Tuesday Paris Reading Rec: THE MISTRESS by Philippe Tapon

For today's Tuesday Paris reading rec, a book I reviewed for the New York Times more than a decade ago, but I've enjoyed seeing on my own shelves ever since. The Mistress is a much better title than The Gastroenterologist, though the latter is much more accurate. And I'm standing by the line, "''Gut-wrenching"  ... has never described a scene so well as it does a Nazi's gurgling death by the most exquisitely French means." Though this isn't really a mystery novel, if you're a fan of clever twists, you'll find a memorable one here.

 

Philippe Tapon’s second novel, ‘’The Mistress,’’ is full of life’s guiltier pleasures — terribly rich food, petty luxuries, illicit romance — but the book itself is the guiltiest pleasure of all, because although it is rife with raw evil, it is altogether enjoyable.
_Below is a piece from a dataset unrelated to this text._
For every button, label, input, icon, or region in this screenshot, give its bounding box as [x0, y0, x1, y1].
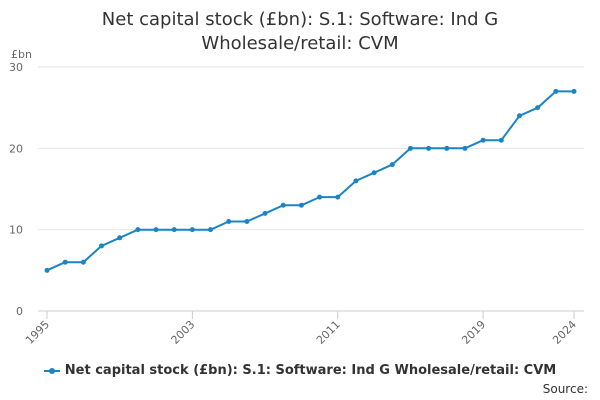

Emile Bastien lives with his mistress in Nazi-occupied Paris while his wife subsists in convenient exile in southern France, where she is stranded with neither car nor money. Emile’s reputation as one of the city’s best gastroenterologists means locals and Nazis alike clamor for his services, whatever the cost. As a result, Emile endures the lean war years very comfortably, until everything — his affair, his family, his practice and the Nazi occupation — begins to unravel. Tapon adroitly uses a small cast of characters to render the duplicities and tenuous allegiances of wartime France on an uncomfortably intimate scale. Though the plot twists and slithers almost to the level of soap opera, Tapon evokes strong emotions without resorting to tanks or bombs, mining instead the tangled domesticity of his characters’ lives. Curiously, the mistress of the title comes off as vaguely underdrawn, but it may be because she’s surrounded by so much that’s overpowering. ‘’Gut-wrenching,’’ for example, has never described a scene so well as it does a Nazi’s gurgling death by the most exquisitely French means. Reading ‘’The Mistress’’ may feel like a guilty pleasure, but Tapon has nothing to be ashamed of: it’s a fine, wicked book.